# **My Tokenizer**

In [69]:
def my_tokenizer(corpus_raw):
    '''
    type corpus_raw: string
    param corpus_raw: The raw output of the corpus to be tokenized
    rtype: list
    return: a list of tokens extracted from the corpus_raw
    '''

    # Convert raw text to lowercase
    corpus_raw = corpus_raw.lower()
    # Tokenization with Regular Expression (explained in detail on report)
    pattern = r"\w+(?:[-']\w+)*|[.,!?;:]"
    # Find this pattern on raw corpus and get a list
    token_list = re.findall(pattern, corpus_raw)

    clean_token_list = [] # Temporary list to hold cleaned tokens
    for token in token_list:
        token = token.strip() # Remove whitespaces
        if token == "":
          # Skip if it is empty
          continue
        if len(token) == 1 and not token.isalnum():
          # Skip if token is single and non alphanumeric
          continue

        # Add cleaned token to new list
        clean_token_list.append(token)

    token_list = clean_token_list

    return token_list

In [70]:
import nltk
import re

corpus_name = 'webtext'

#download the corpus and import it.
nltk.download(corpus_name)
from nltk.corpus import webtext

#get the raw text output of the corpus to the corpus_raw variable.
corpus_raw = webtext.raw()

#call your tokenizer method
my_tokenized_list = my_tokenizer(corpus_raw)

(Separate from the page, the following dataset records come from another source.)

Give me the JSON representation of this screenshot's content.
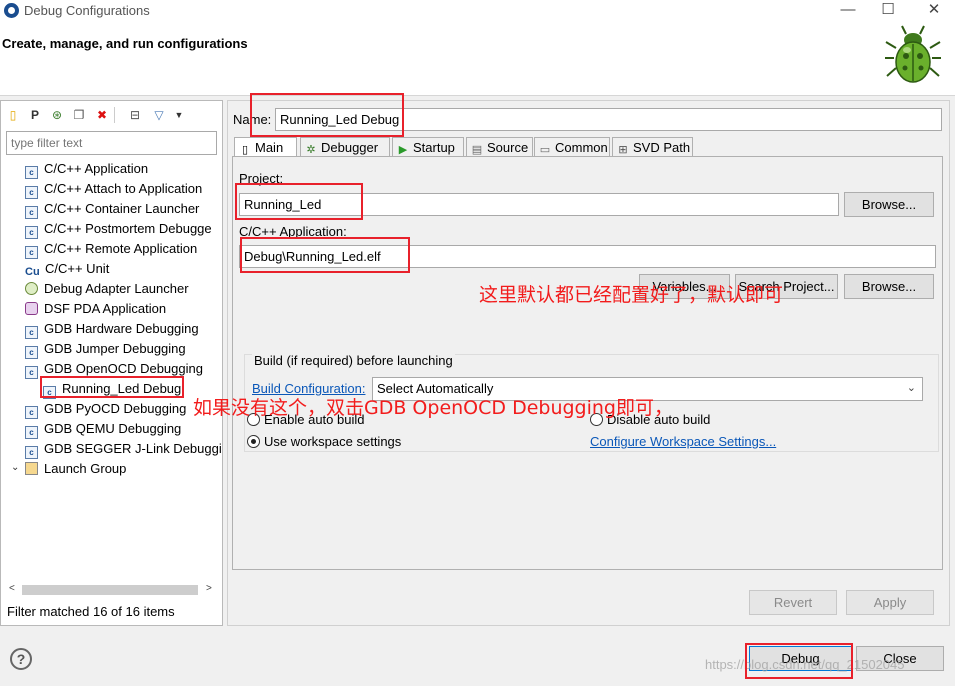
{
  "window": {
    "title": "Debug Configurations",
    "subtitle": "Create, manage, and run configurations",
    "minimize_icon": "minimize-icon",
    "maximize_icon": "maximize-icon",
    "close_icon": "close-icon",
    "minimize_glyph": "—",
    "maximize_glyph": "☐",
    "close_glyph": "✕"
  },
  "left": {
    "filter_placeholder": "type filter text",
    "tree": [
      {
        "label": "C/C++ Application",
        "icon": "c-icon"
      },
      {
        "label": "C/C++ Attach to Application",
        "icon": "c-icon"
      },
      {
        "label": "C/C++ Container Launcher",
        "icon": "c-icon"
      },
      {
        "label": "C/C++ Postmortem Debugge",
        "icon": "c-icon"
      },
      {
        "label": "C/C++ Remote Application",
        "icon": "c-icon"
      },
      {
        "label": "C/C++ Unit",
        "icon": "cu-icon"
      },
      {
        "label": "Debug Adapter Launcher",
        "icon": "bug-icon"
      },
      {
        "label": "DSF PDA Application",
        "icon": "pda-icon"
      },
      {
        "label": "GDB Hardware Debugging",
        "icon": "c-icon"
      },
      {
        "label": "GDB Jumper Debugging",
        "icon": "c-icon"
      },
      {
        "label": "GDB OpenOCD Debugging",
        "icon": "c-icon"
      },
      {
        "label": "Running_Led Debug",
        "icon": "c-icon"
      },
      {
        "label": "GDB PyOCD Debugging",
        "icon": "c-icon"
      },
      {
        "label": "GDB QEMU Debugging",
        "icon": "c-icon"
      },
      {
        "label": "GDB SEGGER J-Link Debuggi",
        "icon": "c-icon"
      },
      {
        "label": "Launch Group",
        "icon": "launch-group-icon"
      }
    ],
    "status": "Filter matched 16 of 16 items"
  },
  "config": {
    "name_label": "Name:",
    "name_value": "Running_Led Debug",
    "tabs": [
      {
        "label": "Main",
        "icon": "main-tab-icon",
        "glyph": "▯"
      },
      {
        "label": "Debugger",
        "icon": "debugger-tab-icon",
        "glyph": "✲"
      },
      {
        "label": "Startup",
        "icon": "startup-tab-icon",
        "glyph": "▶"
      },
      {
        "label": "Source",
        "icon": "source-tab-icon",
        "glyph": "▤"
      },
      {
        "label": "Common",
        "icon": "common-tab-icon",
        "glyph": "▭"
      },
      {
        "label": "SVD Path",
        "icon": "svd-path-tab-icon",
        "glyph": "⊞"
      }
    ],
    "project_label": "Project:",
    "project_value": "Running_Led",
    "browse_label": "Browse...",
    "app_label": "C/C++ Application:",
    "app_value": "Debug\\Running_Led.elf",
    "variables_label": "Variables...",
    "search_project_label": "Search Project...",
    "build_group_title": "Build (if required) before launching",
    "build_config_link": "Build Configuration:",
    "build_config_value": "Select Automatically",
    "enable_auto_build": "Enable auto build",
    "disable_auto_build": "Disable auto build",
    "use_workspace_settings": "Use workspace settings",
    "configure_workspace_link": "Configure Workspace Settings...",
    "revert_label": "Revert",
    "apply_label": "Apply"
  },
  "footer": {
    "debug_label": "Debug",
    "close_label": "Close"
  },
  "annotations": {
    "note_defaults": "这里默认都已经配置好了，默认即可",
    "note_double_click": "如果没有这个，双击GDB OpenOCD Debugging即可，"
  },
  "watermark": "https://blog.csdn.net/qq_21502045",
  "colors": {
    "annotation_red": "#e8212b",
    "link_blue": "#0a57b8"
  }
}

[nltk_data] Downloading package webtext to /root/nltk_data...
[nltk_data]   Package webtext is already up-to-date!


## Evaluate the tokenizer with the nltk word tokenizer.

In [71]:
def similarity_score(set_a, set_b):
    '''
    type set_a: set
    param set_a: The first set to be compared
    type set_b: set
    param set_b: The tokens extracted from the corpus_raw
    rtype: float
    return: similarity score with two sets using Jaccard similarity.
    '''

    jaccard_similarity = float(len(set_a.intersection(set_b)) / len(set_a.union(set_b)))

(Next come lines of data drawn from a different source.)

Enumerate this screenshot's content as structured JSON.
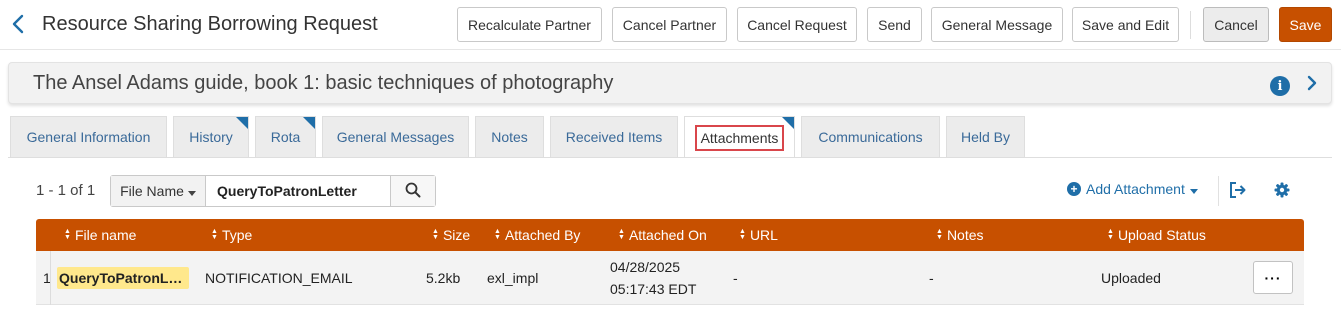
{
  "header": {
    "title": "Resource Sharing Borrowing Request",
    "buttons": {
      "recalculate_partner": "Recalculate Partner",
      "cancel_partner": "Cancel Partner",
      "cancel_request": "Cancel Request",
      "send": "Send",
      "general_message": "General Message",
      "save_and_edit": "Save and Edit",
      "cancel": "Cancel",
      "save": "Save"
    }
  },
  "record": {
    "title": "The Ansel Adams guide, book 1: basic techniques of photography"
  },
  "tabs": [
    {
      "label": "General Information"
    },
    {
      "label": "History"
    },
    {
      "label": "Rota"
    },
    {
      "label": "General Messages"
    },
    {
      "label": "Notes"
    },
    {
      "label": "Received Items"
    },
    {
      "label": "Attachments"
    },
    {
      "label": "Communications"
    },
    {
      "label": "Held By"
    }
  ],
  "toolbar": {
    "count": "1 - 1 of 1",
    "search_field": "File Name",
    "search_value": "QueryToPatronLetter",
    "add_attachment": "Add Attachment"
  },
  "table": {
    "columns": [
      "File name",
      "Type",
      "Size",
      "Attached By",
      "Attached On",
      "URL",
      "Notes",
      "Upload Status"
    ],
    "rows": [
      {
        "num": "1",
        "file_name": "QueryToPatronLetter",
        "type": "NOTIFICATION_EMAIL",
        "size": "5.2kb",
        "attached_by": "exl_impl",
        "attached_on_date": "04/28/2025",
        "attached_on_time": "05:17:43 EDT",
        "url": "-",
        "notes": "-",
        "upload_status": "Uploaded",
        "actions": "···"
      }
    ]
  },
  "colors": {
    "accent": "#c75000",
    "link": "#1f6ea8",
    "highlight": "#ffe88c",
    "active_tab_outline": "#d9464b"
  }
}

    return jaccard_similarity

In [72]:
from nltk import word_tokenize
nltk.download('punkt')
from nltk import punkt

def evaluation(corpus_raw, token_list):
    '''
    type corpus_raw: string
    param corpus_raw: The raw output of the corpus
    type token_list: list
    param token_list: The tokens extracted from the corpus_raw
    rtype: float
    return: comparison score with the given token list and the nltk tokenizer.
    '''

    #The comparison score only looks at the tokens but not the frequencies of the tokens.
    #we assume case folding is already applied to the token_list
    corpus_raw = corpus_raw.lower()
    nltk_tokens = word_tokenize(corpus_raw, language='english')

    score = similarity_score(set(token_list), set(nltk_tokens))

    return score

[nltk_data] Downloading package punkt to /root/nltk_data...
[nltk_data]   Package punkt is already up-to-date!


In [73]:
#Evaluation

eval_score = evaluation(corpus_raw, my_tokenized_list)

print('The similarity score is {:.2f}'.format(eval_score))

The similarity score is 0.86